En definitiva, Túnez sucumbe más despacio y con menos violencia a la dinámica contrarrevolucionaria regional. La buena noticia es que se han celebrado elecciones y que la resistencia al retorno -desde la abstención y desde el voto a Marzouki- se ha revelado más numerosa que el deseo de seguridad de las clases medias e intelectuales. Pero no nos engañemos. La desesperación económica, política y social que alimenta la abstención, y la conciencia democrática que ha respaldado al presidente saliente, no cuentan en estos momentos con ninguna organización o proyecto político en los que apoyarse.

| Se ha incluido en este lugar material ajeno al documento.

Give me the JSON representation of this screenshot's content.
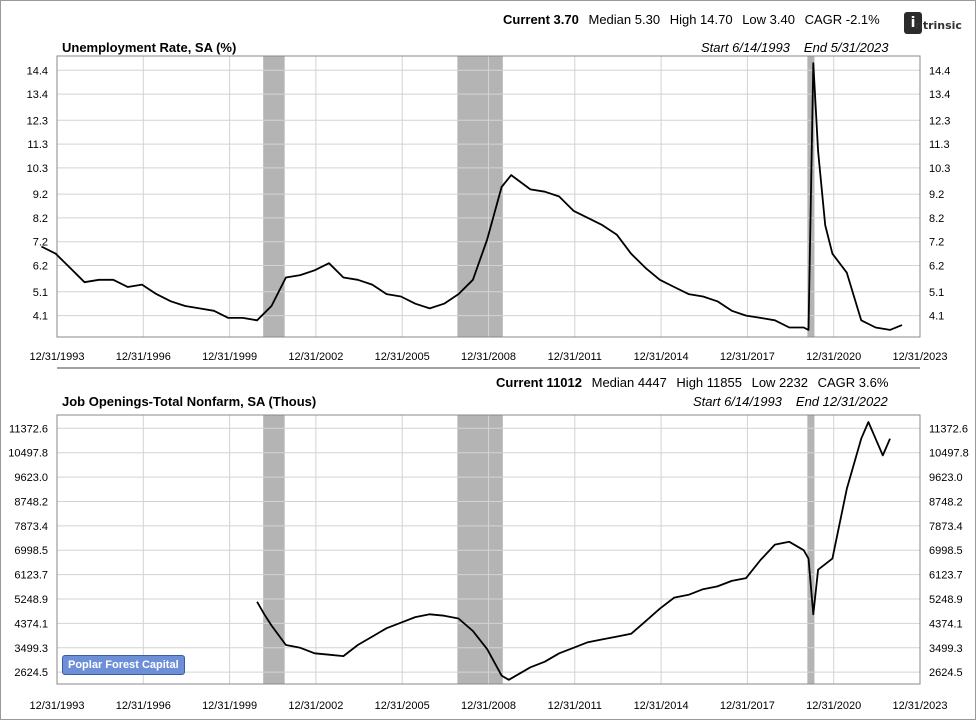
{
  "brand": {
    "logo_text": "ntrinsic",
    "badge_label": "Poplar Forest Capital"
  },
  "colors": {
    "line": "#000000",
    "recession_shade": "#b4b4b4",
    "grid": "#d3d3d3",
    "badge": "#6d8fd8"
  },
  "recessions": [
    [
      "2001-03-01",
      "2001-11-30"
    ],
    [
      "2007-12-01",
      "2009-06-30"
    ],
    [
      "2020-02-01",
      "2020-04-30"
    ]
  ],
  "chart_data": [
    {
      "type": "line",
      "title": "Unemployment Rate, SA (%)",
      "stats": {
        "current": "Current 3.70",
        "median": "Median 5.30",
        "high": "High 14.70",
        "low": "Low 3.40",
        "cagr": "CAGR -2.1%"
      },
      "start": "Start 6/14/1993",
      "end": "End 5/31/2023",
      "xrange": [
        "1993-12-31",
        "2023-12-31"
      ],
      "xticks": [
        "12/31/1993",
        "12/31/1996",
        "12/31/1999",
        "12/31/2002",
        "12/31/2005",
        "12/31/2008",
        "12/31/2011",
        "12/31/2014",
        "12/31/2017",
        "12/31/2020",
        "12/31/2023"
      ],
      "ylim": [
        3.2,
        15.0
      ],
      "yticks": [
        "4.1",
        "5.1",
        "6.2",
        "7.2",
        "8.2",
        "9.2",
        "10.3",
        "11.3",
        "12.3",
        "13.4",
        "14.4"
      ],
      "grid": true,
      "series": [
        {
          "x": [
            "1993-06",
            "1993-12",
            "1994-06",
            "1994-12",
            "1995-06",
            "1995-12",
            "1996-06",
            "1996-12",
            "1997-06",
            "1997-12",
            "1998-06",
            "1998-12",
            "1999-06",
            "1999-12",
            "2000-06",
            "2000-12",
            "2001-06",
            "2001-12",
            "2002-06",
            "2002-12",
            "2003-06",
            "2003-12",
            "2004-06",
            "2004-12",
            "2005-06",
            "2005-12",
            "2006-06",
            "2006-12",
            "2007-06",
            "2007-12",
            "2008-06",
            "2008-12",
            "2009-06",
            "2009-10",
            "2010-06",
            "2010-12",
            "2011-06",
            "2011-12",
            "2012-06",
            "2012-12",
            "2013-06",
            "2013-12",
            "2014-06",
            "2014-12",
            "2015-06",
            "2015-12",
            "2016-06",
            "2016-12",
            "2017-06",
            "2017-12",
            "2018-06",
            "2018-12",
            "2019-06",
            "2019-12",
            "2020-02",
            "2020-04",
            "2020-06",
            "2020-09",
            "2020-12",
            "2021-06",
            "2021-12",
            "2022-06",
            "2022-12",
            "2023-05"
          ],
          "values": [
            7.0,
            6.7,
            6.1,
            5.5,
            5.6,
            5.6,
            5.3,
            5.4,
            5.0,
            4.7,
            4.5,
            4.4,
            4.3,
            4.0,
            4.0,
            3.9,
            4.5,
            5.7,
            5.8,
            6.0,
            6.3,
            5.7,
            5.6,
            5.4,
            5.0,
            4.9,
            4.6,
            4.4,
            4.6,
            5.0,
            5.6,
            7.3,
            9.5,
            10.0,
            9.4,
            9.3,
            9.1,
            8.5,
            8.2,
            7.9,
            7.5,
            6.7,
            6.1,
            5.6,
            5.3,
            5.0,
            4.9,
            4.7,
            4.3,
            4.1,
            4.0,
            3.9,
            3.6,
            3.6,
            3.5,
            14.7,
            11.0,
            7.9,
            6.7,
            5.9,
            3.9,
            3.6,
            3.5,
            3.7
          ]
        }
      ]
    },
    {
      "type": "line",
      "title": "Job Openings-Total Nonfarm, SA (Thous)",
      "stats": {
        "current": "Current 11012",
        "median": "Median 4447",
        "high": "High 11855",
        "low": "Low 2232",
        "cagr": "CAGR 3.6%"
      },
      "start": "Start 6/14/1993",
      "end": "End 12/31/2022",
      "xrange": [
        "1993-12-31",
        "2023-12-31"
      ],
      "xticks": [
        "12/31/1993",
        "12/31/1996",
        "12/31/1999",
        "12/31/2002",
        "12/31/2005",
        "12/31/2008",
        "12/31/2011",
        "12/31/2014",
        "12/31/2017",
        "12/31/2020",
        "12/31/2023"
      ],
      "ylim": [
        2200,
        11850
      ],
      "yticks": [
        "2624.5",
        "3499.3",
        "4374.1",
        "5248.9",
        "6123.7",
        "6998.5",
        "7873.4",
        "8748.2",
        "9623.0",
        "10497.8",
        "11372.6"
      ],
      "grid": true,
      "series": [
        {
          "x": [
            "2000-12",
            "2001-03",
            "2001-06",
            "2001-12",
            "2002-06",
            "2002-12",
            "2003-06",
            "2003-12",
            "2004-06",
            "2004-12",
            "2005-06",
            "2005-12",
            "2006-06",
            "2006-12",
            "2007-06",
            "2007-12",
            "2008-06",
            "2008-12",
            "2009-06",
            "2009-09",
            "2010-06",
            "2010-12",
            "2011-06",
            "2011-12",
            "2012-06",
            "2012-12",
            "2013-06",
            "2013-12",
            "2014-06",
            "2014-12",
            "2015-06",
            "2015-12",
            "2016-06",
            "2016-12",
            "2017-06",
            "2017-12",
            "2018-06",
            "2018-12",
            "2019-06",
            "2019-12",
            "2020-02",
            "2020-04",
            "2020-06",
            "2020-12",
            "2021-06",
            "2021-12",
            "2022-03",
            "2022-06",
            "2022-09",
            "2022-12"
          ],
          "values": [
            5150,
            4700,
            4300,
            3600,
            3500,
            3300,
            3250,
            3200,
            3600,
            3900,
            4200,
            4400,
            4600,
            4700,
            4650,
            4550,
            4100,
            3450,
            2500,
            2350,
            2800,
            3000,
            3300,
            3500,
            3700,
            3800,
            3900,
            4000,
            4450,
            4900,
            5300,
            5400,
            5600,
            5700,
            5900,
            6000,
            6650,
            7200,
            7300,
            7000,
            6700,
            4700,
            6300,
            6700,
            9200,
            11000,
            11600,
            11000,
            10400,
            11000
          ]
        }
      ]
    }
  ]
}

Ante la defección de la izquierda del Frente Popular, sólo Ennahda podría movilizar ese descontento y esos temores, pero precisamente Ennahda está contra las cuerdas. Detrás de la indudable elegancia y responsabilidad democrática de Rachid Ghanouchi hay una tentativa temerosa, llena de malos recuerdos, de salvar los muebles. La alternativa es simple: o hacen concesiones confiando en que así se les conceda un pedacito del pastel en una democracia fuertemente vigilada o -mejor dicho- en una dictadura mal disfrazada, o fuerzan la situación y sumergen el país en la guerra civil y el caos. Una situación que recuerda mucho sin duda a la de la transición democrática en el Estado español, pero en el norte de Africa y en medio de un terremoto regional.
Entre tanto despidamos con respeto a Moncef Marzouki, cuya partida este país lamentará demasiado tarde. Su delito fue comprender que la única manera de defender la democracia y la soberanía en el mundo árabe es integrar y democratizar a los islamistas moderados; y que la única alternativa a la democracia es el ciclo eterno, al que estamos volviendo, de dictadura, imperialismo y fascismo yihadista. Confiemos en que este enorme traspiés sirva al menos a los demócratas, los izquierdistas y los anti-imperialistas del mundo árabe para barrer del camino a esa vieja izquierda que ha salido de la historia por la misma puerta pequeña por la que ahora se une de nuevo a las miserias del pasado.